Looking at the domestic political scene, the only thing more depressing than the presidential campaign starting this early is the appalling quality of the candidates. Let’s examine how we got ourselves into the present circumstances.
Long ago, most who got into politics considered it a short-term form of public service, and while some of these people did advance to higher office, most simply returned to the private sector. Back in the day, most officeholders were not only not enriched by this service, in some cases the networking opportunities backfired, as they made more enemies than friends in the process.
One cogent example is Alexander Hamilton, who, after setting up the country’s financial system, and being perhaps the greatest single architect of how this country should work, could never jump-start his New York law practice, and died deeply in debt. His death (1804) in a duel at the hands of Aaron Burr derived from political intrigue.
Stripped down to its core, the function of government is nothing more than to provide essential services for the lowest possible tax consequences. Of course, debate will ensue as to what these essential services are to be. Moreover, as the role of government—especially the Federal government—expanded beyond all reason, and certainly far beyond what is even remotely implied in the Constitution, it became quite easy to buy votes and complete constituencies by awarding this or that favor.
In fact, as the events of 9/11 clearly demonstrate, providing essential services, including the most essential of all—protecting the lives of its citizens—has taken a distant backseat to awarding favors. It can hardly be otherwise when a politician’s only real job is getting reelected, and, absent grotesque corruption, is the only criterion used to judge him.
Incumbency is of great value, returning a high percentage of current officeholders to their posts. But, everyone had to be elected the first time, so how does this work?
In certain cases, an incumbent will not be running, providing a somewhat level playing field, notwithstanding the ridiculous gerrymandering of representational districts. The campaign in this case will always be a combination of pandering to likely voters, lightly veiled attacks on the opponent, and overblown presentations of the candidate’s curriculum vitae.
In a race between a long-term incumbent and a political neophyte, the incumbent will stress his experience, what he has done for his constituents (hyped to laughable levels), and how his opponent is not qualified for the job. Meanwhile, the challenger will have to attack the incumbent’s record and promise more favors along with the assurance that taxes will not increase.

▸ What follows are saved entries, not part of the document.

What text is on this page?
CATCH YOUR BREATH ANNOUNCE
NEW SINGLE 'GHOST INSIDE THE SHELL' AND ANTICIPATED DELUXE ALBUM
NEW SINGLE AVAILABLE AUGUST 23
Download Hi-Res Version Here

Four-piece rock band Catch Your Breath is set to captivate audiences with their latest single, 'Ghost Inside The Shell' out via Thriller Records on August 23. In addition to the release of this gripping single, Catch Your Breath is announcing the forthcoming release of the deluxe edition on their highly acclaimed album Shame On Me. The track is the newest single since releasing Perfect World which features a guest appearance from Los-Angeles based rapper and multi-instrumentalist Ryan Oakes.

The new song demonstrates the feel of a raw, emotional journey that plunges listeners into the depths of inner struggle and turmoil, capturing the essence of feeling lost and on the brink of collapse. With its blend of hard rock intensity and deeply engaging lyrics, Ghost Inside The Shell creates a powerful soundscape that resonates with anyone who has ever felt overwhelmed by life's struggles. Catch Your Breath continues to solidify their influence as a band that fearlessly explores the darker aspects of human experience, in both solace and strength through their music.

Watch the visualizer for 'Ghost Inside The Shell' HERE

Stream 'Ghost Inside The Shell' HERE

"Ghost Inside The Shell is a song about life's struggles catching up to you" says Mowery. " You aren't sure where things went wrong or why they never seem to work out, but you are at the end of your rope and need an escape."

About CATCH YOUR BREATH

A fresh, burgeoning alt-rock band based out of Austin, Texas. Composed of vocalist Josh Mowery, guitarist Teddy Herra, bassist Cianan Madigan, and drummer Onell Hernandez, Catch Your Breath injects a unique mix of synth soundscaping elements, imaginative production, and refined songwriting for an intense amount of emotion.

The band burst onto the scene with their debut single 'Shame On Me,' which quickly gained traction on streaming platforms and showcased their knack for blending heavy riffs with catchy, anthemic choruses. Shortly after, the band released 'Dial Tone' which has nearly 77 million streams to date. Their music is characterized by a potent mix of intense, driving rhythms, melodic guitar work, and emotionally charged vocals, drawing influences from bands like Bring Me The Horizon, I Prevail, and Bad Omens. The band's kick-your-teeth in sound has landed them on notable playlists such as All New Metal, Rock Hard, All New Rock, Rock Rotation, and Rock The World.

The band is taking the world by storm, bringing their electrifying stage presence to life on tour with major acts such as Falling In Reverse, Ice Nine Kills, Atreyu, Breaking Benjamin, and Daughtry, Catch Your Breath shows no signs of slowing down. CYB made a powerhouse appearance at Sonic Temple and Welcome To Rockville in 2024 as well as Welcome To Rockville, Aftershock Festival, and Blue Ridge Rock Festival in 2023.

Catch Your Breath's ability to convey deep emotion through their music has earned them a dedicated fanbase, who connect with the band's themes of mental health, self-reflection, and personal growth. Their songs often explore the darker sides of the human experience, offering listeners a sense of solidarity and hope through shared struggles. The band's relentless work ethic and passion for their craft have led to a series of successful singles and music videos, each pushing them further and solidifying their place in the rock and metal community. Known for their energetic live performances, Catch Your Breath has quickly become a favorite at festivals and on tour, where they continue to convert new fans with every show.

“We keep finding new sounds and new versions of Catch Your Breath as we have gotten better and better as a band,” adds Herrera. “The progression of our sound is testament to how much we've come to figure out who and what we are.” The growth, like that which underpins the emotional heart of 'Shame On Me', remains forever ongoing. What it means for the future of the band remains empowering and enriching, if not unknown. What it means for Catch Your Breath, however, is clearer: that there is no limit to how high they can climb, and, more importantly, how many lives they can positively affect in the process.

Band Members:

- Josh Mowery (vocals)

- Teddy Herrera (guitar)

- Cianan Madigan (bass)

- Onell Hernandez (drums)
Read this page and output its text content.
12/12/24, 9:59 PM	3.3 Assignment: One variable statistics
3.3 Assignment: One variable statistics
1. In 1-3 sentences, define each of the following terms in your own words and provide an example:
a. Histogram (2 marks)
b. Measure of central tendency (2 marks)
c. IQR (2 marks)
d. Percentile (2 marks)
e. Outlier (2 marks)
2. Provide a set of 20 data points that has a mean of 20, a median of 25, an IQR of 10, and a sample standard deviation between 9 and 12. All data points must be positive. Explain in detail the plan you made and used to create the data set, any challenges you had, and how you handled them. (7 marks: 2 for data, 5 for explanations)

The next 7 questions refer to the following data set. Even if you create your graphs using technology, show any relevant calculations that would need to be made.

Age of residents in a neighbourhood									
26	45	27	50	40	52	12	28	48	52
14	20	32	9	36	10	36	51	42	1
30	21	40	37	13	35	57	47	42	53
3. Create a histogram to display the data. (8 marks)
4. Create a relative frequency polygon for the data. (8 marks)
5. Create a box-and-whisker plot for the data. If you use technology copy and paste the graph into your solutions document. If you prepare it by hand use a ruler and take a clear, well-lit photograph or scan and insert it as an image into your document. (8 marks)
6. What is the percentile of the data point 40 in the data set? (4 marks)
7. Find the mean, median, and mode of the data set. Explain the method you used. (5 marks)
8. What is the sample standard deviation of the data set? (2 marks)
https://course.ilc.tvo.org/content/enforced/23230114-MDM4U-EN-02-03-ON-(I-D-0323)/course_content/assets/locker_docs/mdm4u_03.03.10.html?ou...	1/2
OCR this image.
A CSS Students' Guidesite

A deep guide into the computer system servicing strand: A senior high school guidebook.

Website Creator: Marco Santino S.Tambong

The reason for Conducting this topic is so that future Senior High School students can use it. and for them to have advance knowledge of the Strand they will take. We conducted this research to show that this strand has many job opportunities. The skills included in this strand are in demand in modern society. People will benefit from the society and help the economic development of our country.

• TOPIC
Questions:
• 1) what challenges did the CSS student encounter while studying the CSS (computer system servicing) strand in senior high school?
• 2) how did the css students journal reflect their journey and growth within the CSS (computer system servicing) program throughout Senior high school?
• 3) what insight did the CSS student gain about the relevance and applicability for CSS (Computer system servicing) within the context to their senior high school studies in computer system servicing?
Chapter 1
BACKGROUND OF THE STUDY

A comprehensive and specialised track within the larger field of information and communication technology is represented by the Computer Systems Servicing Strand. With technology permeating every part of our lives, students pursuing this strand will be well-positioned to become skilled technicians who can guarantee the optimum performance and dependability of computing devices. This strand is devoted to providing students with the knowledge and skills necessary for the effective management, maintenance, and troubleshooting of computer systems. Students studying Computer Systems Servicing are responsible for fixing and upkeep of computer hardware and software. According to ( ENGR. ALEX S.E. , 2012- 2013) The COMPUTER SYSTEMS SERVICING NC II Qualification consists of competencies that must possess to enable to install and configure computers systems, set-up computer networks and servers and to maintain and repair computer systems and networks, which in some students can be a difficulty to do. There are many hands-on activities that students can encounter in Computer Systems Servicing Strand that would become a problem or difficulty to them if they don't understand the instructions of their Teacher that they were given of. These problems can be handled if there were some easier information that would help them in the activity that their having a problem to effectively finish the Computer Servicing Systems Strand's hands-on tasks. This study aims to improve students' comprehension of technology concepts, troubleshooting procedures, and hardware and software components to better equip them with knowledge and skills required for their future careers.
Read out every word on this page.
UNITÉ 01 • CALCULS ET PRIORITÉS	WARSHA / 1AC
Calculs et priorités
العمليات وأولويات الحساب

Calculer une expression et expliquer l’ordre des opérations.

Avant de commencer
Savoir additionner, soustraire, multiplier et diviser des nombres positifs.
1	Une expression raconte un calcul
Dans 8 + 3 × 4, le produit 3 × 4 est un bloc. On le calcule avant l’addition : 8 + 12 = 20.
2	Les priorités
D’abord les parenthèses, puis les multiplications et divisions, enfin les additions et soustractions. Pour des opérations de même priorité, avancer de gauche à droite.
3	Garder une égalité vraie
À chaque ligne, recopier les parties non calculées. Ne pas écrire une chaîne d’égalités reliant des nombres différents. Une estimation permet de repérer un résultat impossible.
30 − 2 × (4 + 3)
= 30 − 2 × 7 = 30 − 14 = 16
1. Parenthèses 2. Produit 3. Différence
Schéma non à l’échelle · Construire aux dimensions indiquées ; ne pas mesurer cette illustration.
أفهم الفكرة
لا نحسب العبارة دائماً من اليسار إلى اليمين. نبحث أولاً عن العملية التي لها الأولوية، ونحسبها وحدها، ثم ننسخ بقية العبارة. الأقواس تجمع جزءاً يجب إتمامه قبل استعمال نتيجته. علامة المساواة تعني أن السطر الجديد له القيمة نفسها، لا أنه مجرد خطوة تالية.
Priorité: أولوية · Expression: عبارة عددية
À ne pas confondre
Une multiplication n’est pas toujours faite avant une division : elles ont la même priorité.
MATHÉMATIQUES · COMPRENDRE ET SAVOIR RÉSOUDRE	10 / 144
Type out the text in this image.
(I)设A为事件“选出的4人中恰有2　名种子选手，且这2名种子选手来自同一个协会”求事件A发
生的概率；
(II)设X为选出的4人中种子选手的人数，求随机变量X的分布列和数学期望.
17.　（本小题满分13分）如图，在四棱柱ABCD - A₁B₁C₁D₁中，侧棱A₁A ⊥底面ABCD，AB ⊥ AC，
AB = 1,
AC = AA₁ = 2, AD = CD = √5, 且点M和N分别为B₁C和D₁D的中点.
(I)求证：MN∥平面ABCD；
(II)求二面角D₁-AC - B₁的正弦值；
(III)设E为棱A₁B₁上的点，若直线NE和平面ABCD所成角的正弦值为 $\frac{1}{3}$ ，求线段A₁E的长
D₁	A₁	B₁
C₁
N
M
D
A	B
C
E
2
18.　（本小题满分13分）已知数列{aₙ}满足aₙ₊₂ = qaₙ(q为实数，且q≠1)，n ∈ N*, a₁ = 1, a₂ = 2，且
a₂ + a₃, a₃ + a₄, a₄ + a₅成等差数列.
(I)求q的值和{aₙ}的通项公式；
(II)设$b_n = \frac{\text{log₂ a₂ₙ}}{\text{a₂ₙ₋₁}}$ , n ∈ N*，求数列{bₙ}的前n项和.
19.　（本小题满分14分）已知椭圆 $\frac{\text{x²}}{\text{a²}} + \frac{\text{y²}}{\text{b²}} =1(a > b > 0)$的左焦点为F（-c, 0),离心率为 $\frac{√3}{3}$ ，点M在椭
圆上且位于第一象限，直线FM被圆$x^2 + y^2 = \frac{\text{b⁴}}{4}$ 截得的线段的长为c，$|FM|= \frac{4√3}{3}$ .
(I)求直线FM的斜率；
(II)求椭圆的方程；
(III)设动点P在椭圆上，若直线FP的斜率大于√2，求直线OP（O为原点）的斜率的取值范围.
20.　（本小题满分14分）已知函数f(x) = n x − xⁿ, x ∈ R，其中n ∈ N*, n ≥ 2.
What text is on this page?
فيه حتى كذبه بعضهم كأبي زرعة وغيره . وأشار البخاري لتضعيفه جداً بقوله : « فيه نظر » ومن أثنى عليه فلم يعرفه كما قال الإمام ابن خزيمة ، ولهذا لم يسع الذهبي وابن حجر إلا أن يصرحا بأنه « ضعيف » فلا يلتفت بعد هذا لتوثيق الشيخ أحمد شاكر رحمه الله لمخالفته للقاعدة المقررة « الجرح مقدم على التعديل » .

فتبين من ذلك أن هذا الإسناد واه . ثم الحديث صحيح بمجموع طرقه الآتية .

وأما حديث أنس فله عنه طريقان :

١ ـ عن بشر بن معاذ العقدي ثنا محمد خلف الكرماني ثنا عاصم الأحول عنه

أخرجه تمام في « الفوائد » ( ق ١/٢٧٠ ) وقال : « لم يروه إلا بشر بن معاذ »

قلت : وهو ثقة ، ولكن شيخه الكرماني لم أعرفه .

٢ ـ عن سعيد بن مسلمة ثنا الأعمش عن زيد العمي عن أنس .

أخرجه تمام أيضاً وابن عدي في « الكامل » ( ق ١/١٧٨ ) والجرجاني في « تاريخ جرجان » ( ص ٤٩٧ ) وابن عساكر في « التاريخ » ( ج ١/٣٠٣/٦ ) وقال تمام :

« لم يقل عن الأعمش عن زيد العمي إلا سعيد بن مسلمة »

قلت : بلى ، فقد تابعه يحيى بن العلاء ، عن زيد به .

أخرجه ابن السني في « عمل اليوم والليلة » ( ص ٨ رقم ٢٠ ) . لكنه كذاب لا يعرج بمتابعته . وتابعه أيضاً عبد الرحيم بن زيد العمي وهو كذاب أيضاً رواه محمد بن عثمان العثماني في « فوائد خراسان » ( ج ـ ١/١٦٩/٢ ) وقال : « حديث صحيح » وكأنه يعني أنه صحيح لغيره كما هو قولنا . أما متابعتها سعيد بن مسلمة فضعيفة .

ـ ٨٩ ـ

On the surface at least, there is no better qualification for a job, than to already have it. This is especially true in government, where performance is almost never an issue, even if this very point is raised in a campaign.
Again, absent grotesque corruption, a poorly performing officeholder has several built-in excuses, including the actions of his political opponents; unforeseen matters that took precedence (remember Katrina?); and having to stand on principle, ruining necessary compromises. Besides, just put him back in office once more, and much needed progress will now be made. How this next term will be free of the negative circumstances that gave him his excuses is never explained.
Finally, the whole matter of “qualification” for office bears some scrutiny. Many governors have become president, using the analogy of running a state to running the country. Indeed, when compared to senators, who serve in a legislative rather than an executive function, governors would seem to be more qualified.
One difference between and a governor and the president is that any foreign relations activity on behalf of a governor is strictly to bring business to his state. Another is that the president is chief executive of an entity that can print its own money, and need not show any fiscal responsibility.
Thus, one can make the weak and sardonic argument that senators are more familiar with practical foreign relations, and are used to being fiscally irresponsible, being part of the Federal system. The governor analogy breaks down when applied to many smaller states, including the infamous example of Howard Dean’s ill-fated candidacy. Dean’s Vermont, hardly analogous to the country at large, has no big cities, few immigrants, fewer minorities, and few industrial or environmental issues.
Sometimes, the subject of qualification barely comes up, as a candidate such as Barack Obama can simply be anointed by the media and other supporters, for a variety of reasons, none of which are wholesome.
The very nature of politics just does not select for either the best or the brightest, rewarding instead those with the biggest egos, greatest thirst for power, and most profound lack of principles. Don’t expect things to change anytime soon.